Ibrahima Coulibaly, président de la CNOP et vice-président du Réseau des organisations paysannes et des producteurs agricoles d'Afrique de l'Ouest (ROPPA), va plus loin, pour sa part, estimant que "les paysans sont au cœur des enjeux du changement climatique, étant donné qu'ils en sont les premières victimes."
 
"Si l'on veut réellement régler le problème de la dégradation des ressources naturelles et des sols, ainsi que les problèmes de pollution, il faut accélérer le règlement de la question de la propriété des terres et des ressources naturelles", poursuit-il.
 
"Ce qu'on ne dit pas souvent, c'est que ce ne sont pas les scientifiques qui sont au cœur du débat sur le changement climatique. Ce sont les paysans."
 
Selon Ibrahima Coulibaly, le projet, qui a été mis en œuvre au Mali avec l'appui de l’International Land and Forest Tenure Facility, a permis de se rendre compte que quand les communautés sont responsabilisées, la nature de la gestion change avec effet immédiat et le potentiel de mise à l'échelle est prometteur.

Surconsommation

Moussa Djire, recteur de l'Université des sciences juridiques et politiques du Mali, fait ressortir de son côté que les ressources naturelles font l'objet d'une énorme pression, due à l'urbanisation anarchique, à la démographie galopante et à des modèles de production orientés exclusivement vers le profit.
 
Cette situation a pour conséquence une surconsommation des ressources naturelles, avec beaucoup d'effets négatifs à la clé, estime-t-il.
 
Le chercheur malien cite l'exemple d'une entreprise internationale qui a investi dans l'industrie de la canne à sucre, dans la région de Ségou, à environ 235 km au nord-est de Bamako, avec à la clé des images de désolation à l'échelle d'une vingtaine de localités.
 
"Avec les pesticides utilisés, les engrais, il y a eu une pollution de l'eau d'irrigation, qui a entraîné la mort de centaines d'arbres dans la zone", regrette-t-il.
 
"Il y a eu aussi l'apparition d'oiseaux prédateurs, liée à la culture de la canne, celle d'insectes jusque-là inconnus, ainsi qu'une pollution de la nappe phréatique".

Expertise

 
En reconnaissant les droits des communautés sur leurs terres, en leur donnant la parole et en les associant, il est possible de les encourager à contribuer à endiguer ces phénomènes, de même que, de manière globale, le changement climatique, estime Moussa Djire. 

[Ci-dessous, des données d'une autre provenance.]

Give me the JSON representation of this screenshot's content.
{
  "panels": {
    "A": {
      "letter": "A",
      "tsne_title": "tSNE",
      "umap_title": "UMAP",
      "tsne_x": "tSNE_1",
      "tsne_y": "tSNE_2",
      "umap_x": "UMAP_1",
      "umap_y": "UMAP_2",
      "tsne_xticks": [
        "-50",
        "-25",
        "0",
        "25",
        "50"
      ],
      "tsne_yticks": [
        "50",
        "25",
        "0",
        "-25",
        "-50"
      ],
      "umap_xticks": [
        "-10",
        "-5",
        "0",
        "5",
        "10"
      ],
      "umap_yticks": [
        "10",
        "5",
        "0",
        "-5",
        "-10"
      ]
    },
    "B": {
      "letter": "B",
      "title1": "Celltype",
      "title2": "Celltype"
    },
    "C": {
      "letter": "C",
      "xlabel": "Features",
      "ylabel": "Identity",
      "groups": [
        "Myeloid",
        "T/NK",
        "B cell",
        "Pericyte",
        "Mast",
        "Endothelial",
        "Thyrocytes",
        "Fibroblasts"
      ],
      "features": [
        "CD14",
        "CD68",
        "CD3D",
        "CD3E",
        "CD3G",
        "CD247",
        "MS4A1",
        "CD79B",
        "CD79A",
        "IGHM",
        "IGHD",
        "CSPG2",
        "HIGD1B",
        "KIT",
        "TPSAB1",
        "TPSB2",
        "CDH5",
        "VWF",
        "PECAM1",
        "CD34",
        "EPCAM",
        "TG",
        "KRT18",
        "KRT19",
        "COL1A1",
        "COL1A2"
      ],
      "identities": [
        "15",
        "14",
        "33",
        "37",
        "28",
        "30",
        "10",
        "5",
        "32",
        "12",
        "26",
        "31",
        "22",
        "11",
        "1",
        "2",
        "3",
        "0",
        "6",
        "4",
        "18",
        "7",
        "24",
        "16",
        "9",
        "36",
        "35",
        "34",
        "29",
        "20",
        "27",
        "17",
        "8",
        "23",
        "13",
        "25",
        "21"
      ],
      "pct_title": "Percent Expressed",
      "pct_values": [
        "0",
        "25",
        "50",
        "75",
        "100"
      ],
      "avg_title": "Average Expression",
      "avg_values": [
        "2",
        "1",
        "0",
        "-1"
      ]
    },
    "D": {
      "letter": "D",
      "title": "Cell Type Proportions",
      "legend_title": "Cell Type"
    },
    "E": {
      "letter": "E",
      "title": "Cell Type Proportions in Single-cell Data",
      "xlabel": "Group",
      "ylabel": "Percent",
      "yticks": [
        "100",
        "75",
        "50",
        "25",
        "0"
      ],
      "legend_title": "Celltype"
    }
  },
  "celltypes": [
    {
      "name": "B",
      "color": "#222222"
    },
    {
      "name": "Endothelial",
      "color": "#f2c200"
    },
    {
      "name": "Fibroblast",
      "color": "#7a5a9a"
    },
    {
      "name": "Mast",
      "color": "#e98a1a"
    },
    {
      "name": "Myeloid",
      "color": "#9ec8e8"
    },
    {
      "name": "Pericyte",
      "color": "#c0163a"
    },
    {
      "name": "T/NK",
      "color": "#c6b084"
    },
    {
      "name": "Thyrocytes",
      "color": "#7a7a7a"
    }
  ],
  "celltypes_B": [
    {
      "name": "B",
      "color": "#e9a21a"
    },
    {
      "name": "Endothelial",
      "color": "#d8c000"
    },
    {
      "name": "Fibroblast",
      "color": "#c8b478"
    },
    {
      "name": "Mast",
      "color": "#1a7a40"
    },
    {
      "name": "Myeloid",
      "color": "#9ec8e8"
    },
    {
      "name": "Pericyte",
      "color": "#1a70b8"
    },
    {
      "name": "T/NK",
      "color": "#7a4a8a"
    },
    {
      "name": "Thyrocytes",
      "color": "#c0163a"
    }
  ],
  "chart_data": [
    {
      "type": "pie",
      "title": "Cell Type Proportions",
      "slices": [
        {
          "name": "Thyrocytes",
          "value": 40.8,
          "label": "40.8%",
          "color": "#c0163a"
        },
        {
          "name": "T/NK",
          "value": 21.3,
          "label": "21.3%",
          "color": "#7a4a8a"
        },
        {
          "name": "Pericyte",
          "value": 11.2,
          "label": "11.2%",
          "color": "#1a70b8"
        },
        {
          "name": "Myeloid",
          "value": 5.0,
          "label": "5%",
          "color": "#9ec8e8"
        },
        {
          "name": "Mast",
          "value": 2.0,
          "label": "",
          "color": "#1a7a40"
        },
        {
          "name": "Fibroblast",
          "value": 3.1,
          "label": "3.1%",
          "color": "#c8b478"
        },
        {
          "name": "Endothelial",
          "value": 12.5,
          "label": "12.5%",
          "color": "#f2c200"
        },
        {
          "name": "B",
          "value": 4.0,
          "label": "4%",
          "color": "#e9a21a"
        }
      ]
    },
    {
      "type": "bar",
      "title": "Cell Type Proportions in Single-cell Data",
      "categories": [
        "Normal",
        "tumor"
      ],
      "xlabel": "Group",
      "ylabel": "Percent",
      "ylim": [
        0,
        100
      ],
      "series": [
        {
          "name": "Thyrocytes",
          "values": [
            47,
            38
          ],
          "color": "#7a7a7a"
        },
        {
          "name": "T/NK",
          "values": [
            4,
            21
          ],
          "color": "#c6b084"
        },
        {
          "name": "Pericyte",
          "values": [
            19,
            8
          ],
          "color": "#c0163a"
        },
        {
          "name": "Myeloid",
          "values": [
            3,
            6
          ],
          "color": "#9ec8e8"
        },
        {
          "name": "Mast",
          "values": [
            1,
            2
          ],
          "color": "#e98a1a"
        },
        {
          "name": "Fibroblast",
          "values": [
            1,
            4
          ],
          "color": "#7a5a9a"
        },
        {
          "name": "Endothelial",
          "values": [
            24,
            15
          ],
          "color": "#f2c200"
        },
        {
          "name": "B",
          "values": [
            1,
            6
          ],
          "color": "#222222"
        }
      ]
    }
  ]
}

Reste qu'il est légitime de se demander dans quelle mesure les populations indigènes peuvent se saisir des questions relatives au changement climatique, en raison de leur complexité, dans un pays comme le Mali, avec un taux d'alphabétisation de 33,4%.
 
Mais pour Stephanie Keene, analyste des régimes fonciers au sein de l'ONG Rights and Resources, avec plusieurs années d'expérience en Afrique, la qualité première des populations autochtones, dans leur rapport avec la nature, reste le bon sens.
 
"Je ne pense pas que l'alphabétisation est une condition requise pour que les populations indigènes perçoivent les effets des changements climatiques et en comprennent les enjeux, parce qu'elles vivent ces réalités au quotidien", fait-elle valoir dans une interview avec SciDev.Net, précisant : "Ce dont ils ont besoin, c'est une organisation conséquente et c'est ce pourquoi la communauté internationale se mobilise pour défendre leur cause."
 
Toutefois, Boubacar Diarra note que l'un des obstacles auxquels le projet de tenure foncière au Mali était confronté reste précisément la question du niveau d'expertise.
 
Mais, explique-t-il, "un ensemble de collaborations entre les services techniques de l'Etat et des consultants privés, ainsi que des visites d'échanges, en vue du renforcement des capacités des autochtones, ont permis de venir à bout de cette difficulté."
 
En marge de la conférence de Stockholm, un nouveau rapport sur les conflits fonciers a été rendu public, avec un accent sur l'Asie du sud-est.
 
Le document estime que le respect des droits des peuples autochtones et des communautés locales réduit les risques dans le domaine des affaires, tout en préservant les ressources naturelles.
 
Les participants ont souligné que le consensus mondial croissant dans les allées des pouvoirs au sujet de la garantie des droits fonciers des autochtones et des communautés locales permettrait, entre autres, de lutter plus efficacement  contre le déboisement et le changement climatique et de résoudre les conflits persistants qui entravent le développement économique.